La
Consulta de Expertos de la FAO sobre Alimentación
Animal e Inocuidad Alimentaria, que tuvo lugar en 1997, señaló que
la seguridad de la calidad (SC) comienza con el concepto de lo
que ha de ser el producto forrajero, en cuanto a las especies
que con él se alimentan y los resultados que se pretenden.
Las especificaciones de ingredientes son importantes para la
seguridad de la calidad a la hora de definir la calidad de los
piensos que ha de aceptar el elaborador cuando se reciben las
materias primas para su transformación. La fórmula
del pienso acabado, con los medicamentos que se agreguen, deben
cumplir las exigencias reglamentarias del gobierno y satisfacer
también los objetivos de producción pecuaria del
cliente. Otros factores de SC comprenden la fabricación
y distribución de los piensos. Entre los elementos fundamentales
para una seguridad eficaz de la calidad en la fábrica
de piensos deben figurar un muestreo adecuado, ensayos de laboratorio
y microscopía, control de la calidad en fábrica,
control de la transferencia de medicamentos, salubridad de la
fábrica y manejo integrado de plagas, limpieza de la fábrica,
zona de recepción y almacenamiento. Los procedimientos
de seguridad de la calidad deben estar perfectamente documentados
y habrán de llevarse registros.
57. Una clara orientación marcada por los gobiernos a
la industria sobre las características exigidas en los
programas de seguridad de la calidad de piensos constituye un
importante criterio preventivo de su inocuidad. Esas orientación
puede darse a través de códigos de prácticas
para los sectores de piensos y ganadero que abarquen todas las
fases de la producción de piensos, su manipulación
y almacenamiento hasta su empleo final. Dicho código podría
abarcar cuestiones como: producción de material para piensos;
origen del mismo; empleo de aditivos y sustancias medicinales
veterinarias; estructuras, equipo y materiales empleados en la
fabricación de piensos, su envasado, manipulación
o almacenamiento; flujos de productos y de personal en las instalaciones;
operaciones industriales; requisitos de etiquetado; transporte
y almacenamiento de productos acabados; mecanismos para seguir
el paradero de los productos; y una contabilidad apropiada.

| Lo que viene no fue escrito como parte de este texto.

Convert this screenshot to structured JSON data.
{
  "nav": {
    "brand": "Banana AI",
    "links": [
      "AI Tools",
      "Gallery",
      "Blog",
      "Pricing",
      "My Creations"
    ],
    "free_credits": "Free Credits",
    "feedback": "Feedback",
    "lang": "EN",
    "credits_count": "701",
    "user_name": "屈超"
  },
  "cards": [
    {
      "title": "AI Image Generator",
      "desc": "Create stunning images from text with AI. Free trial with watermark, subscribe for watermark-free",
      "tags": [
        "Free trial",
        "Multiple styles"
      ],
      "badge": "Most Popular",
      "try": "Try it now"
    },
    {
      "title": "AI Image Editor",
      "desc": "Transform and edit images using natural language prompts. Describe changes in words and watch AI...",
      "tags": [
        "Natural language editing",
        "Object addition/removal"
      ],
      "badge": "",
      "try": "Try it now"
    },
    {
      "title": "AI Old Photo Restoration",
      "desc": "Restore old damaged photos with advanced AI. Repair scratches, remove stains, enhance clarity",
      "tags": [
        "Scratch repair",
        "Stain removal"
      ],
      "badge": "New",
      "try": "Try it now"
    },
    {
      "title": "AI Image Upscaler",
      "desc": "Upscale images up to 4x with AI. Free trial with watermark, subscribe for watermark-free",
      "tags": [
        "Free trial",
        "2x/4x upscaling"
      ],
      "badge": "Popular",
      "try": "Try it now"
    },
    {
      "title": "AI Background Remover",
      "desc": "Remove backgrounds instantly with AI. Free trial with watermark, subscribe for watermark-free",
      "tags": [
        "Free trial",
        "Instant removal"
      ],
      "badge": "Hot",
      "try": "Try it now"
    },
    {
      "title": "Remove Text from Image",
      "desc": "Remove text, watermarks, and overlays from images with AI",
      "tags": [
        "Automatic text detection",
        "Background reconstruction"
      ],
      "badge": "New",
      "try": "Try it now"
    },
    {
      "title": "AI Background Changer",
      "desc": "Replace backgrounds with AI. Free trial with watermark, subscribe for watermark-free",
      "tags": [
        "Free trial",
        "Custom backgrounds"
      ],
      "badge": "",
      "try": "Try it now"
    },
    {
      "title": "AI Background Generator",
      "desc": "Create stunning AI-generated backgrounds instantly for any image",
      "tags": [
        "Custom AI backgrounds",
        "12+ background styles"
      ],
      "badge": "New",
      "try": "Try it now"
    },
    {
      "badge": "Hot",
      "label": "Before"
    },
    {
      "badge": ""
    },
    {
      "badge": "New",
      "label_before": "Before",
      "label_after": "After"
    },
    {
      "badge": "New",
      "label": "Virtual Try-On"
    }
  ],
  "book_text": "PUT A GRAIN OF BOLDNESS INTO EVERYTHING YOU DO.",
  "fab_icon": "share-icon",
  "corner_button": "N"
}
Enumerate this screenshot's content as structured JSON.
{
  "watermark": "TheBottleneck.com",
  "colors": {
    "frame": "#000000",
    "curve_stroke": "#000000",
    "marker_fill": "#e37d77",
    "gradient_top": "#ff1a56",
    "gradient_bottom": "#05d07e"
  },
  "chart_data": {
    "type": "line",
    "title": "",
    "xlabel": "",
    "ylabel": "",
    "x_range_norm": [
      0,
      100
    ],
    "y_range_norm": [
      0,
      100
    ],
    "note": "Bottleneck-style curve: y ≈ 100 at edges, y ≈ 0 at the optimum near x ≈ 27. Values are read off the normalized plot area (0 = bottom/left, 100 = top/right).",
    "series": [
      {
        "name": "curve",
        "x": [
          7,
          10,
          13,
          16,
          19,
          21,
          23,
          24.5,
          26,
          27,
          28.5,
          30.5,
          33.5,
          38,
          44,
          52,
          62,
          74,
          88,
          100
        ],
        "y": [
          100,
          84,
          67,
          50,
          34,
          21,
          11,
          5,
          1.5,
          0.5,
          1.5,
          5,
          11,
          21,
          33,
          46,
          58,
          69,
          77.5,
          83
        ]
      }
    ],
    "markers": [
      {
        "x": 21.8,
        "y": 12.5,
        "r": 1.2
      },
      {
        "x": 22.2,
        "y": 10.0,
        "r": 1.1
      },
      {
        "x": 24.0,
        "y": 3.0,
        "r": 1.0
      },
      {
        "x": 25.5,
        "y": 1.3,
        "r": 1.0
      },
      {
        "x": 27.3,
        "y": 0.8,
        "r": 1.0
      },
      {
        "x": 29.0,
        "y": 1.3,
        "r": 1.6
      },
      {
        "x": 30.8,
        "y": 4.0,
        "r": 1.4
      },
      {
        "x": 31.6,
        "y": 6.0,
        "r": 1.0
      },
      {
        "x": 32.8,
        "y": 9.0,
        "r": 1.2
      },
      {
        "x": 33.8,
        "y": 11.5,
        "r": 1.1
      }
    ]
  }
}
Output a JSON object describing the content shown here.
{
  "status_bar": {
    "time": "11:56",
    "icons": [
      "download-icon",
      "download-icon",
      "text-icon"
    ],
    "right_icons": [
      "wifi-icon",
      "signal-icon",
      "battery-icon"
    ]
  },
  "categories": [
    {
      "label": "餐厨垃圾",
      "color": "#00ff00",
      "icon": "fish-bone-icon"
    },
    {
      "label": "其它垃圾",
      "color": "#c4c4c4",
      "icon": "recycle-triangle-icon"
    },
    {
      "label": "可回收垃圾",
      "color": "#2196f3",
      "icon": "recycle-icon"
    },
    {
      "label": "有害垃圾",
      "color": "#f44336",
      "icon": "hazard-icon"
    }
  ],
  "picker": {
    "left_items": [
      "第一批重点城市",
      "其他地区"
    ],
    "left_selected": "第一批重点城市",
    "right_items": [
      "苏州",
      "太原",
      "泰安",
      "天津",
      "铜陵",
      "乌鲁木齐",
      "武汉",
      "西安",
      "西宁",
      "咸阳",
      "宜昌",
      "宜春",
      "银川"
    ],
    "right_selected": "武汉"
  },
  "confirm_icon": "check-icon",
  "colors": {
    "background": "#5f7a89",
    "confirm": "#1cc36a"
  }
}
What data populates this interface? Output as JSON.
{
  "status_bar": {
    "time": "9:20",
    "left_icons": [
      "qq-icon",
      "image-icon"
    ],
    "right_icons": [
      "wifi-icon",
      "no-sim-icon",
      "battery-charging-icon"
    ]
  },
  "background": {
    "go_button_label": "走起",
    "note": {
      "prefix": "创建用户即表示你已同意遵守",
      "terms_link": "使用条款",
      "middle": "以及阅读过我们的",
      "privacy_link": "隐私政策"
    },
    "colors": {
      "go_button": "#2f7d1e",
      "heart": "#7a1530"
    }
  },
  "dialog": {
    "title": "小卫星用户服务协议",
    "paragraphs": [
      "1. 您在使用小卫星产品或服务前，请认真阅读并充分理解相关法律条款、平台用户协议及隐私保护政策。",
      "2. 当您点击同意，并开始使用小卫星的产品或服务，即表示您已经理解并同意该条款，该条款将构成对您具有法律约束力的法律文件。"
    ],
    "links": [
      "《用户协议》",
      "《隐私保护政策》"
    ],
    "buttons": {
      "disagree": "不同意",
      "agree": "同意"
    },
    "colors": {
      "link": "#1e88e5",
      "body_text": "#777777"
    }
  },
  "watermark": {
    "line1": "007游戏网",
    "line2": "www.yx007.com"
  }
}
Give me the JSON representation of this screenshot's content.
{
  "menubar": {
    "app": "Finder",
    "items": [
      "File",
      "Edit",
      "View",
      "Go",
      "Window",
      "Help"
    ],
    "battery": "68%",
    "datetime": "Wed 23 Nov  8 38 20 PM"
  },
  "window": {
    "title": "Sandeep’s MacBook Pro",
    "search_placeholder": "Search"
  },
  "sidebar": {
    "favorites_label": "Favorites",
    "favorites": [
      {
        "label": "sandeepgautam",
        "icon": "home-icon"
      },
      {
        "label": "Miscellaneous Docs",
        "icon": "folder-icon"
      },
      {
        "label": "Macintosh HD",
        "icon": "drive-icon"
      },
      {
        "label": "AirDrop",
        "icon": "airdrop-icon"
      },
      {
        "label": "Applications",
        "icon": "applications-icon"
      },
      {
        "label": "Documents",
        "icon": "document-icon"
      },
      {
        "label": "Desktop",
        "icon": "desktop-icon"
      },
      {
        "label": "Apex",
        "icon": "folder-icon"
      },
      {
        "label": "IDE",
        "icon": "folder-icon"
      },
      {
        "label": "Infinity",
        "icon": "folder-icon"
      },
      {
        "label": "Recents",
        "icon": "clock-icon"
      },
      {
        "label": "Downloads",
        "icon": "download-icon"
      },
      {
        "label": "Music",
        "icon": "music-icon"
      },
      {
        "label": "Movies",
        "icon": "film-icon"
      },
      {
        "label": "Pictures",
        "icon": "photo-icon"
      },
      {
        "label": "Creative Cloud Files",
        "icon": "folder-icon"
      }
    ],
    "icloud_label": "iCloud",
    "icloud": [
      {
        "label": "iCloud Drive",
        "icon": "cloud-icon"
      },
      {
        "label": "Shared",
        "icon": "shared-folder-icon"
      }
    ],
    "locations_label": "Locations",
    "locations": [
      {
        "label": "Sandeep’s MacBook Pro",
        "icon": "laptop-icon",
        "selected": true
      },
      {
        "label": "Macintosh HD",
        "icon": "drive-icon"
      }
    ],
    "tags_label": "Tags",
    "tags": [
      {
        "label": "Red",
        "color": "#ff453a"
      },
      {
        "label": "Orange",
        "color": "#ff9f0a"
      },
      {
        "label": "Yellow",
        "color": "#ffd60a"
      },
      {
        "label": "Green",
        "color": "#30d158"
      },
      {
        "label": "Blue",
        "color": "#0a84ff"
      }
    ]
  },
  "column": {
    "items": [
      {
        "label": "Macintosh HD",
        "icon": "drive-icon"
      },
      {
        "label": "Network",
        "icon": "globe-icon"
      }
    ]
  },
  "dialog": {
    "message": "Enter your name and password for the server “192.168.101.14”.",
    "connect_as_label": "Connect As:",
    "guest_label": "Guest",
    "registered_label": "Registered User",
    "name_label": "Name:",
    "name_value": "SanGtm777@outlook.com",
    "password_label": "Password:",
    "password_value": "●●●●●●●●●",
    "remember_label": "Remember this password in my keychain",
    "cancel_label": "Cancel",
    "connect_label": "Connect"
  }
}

58. Con la aplicación del sistema de análisis
de peligros y de puntos críticos de control (HACCP) se
asegura que se analizan y evalúan a fondo todos los riesgos
potenciales de inocuidad, que se establecen límites críticos
para todos los puntos a lo largo de la cadena que ha de ser controlada
para evitar que se den riesgos, que se establezcan sistemas eficaces
para el seguimiento de los puntos críticos de control,
y que se establezcan planes para una acción correctiva
en el caso de que surjan problemas dentro de la cadena de producción.
Los elaboradores y
manipuladores de piensos han de asegurar, además, que se lleva la documentación apropiada
para demostrar su adhesión a los principios de HACCP.
59. La labor que actualmente
se lleva a cabo a nivel internacional a fin de elaborar un
código de prácticas para una
buena alimentación animal servirá para procurar
un criterio uniforme que asegure la calidad de los alimentos.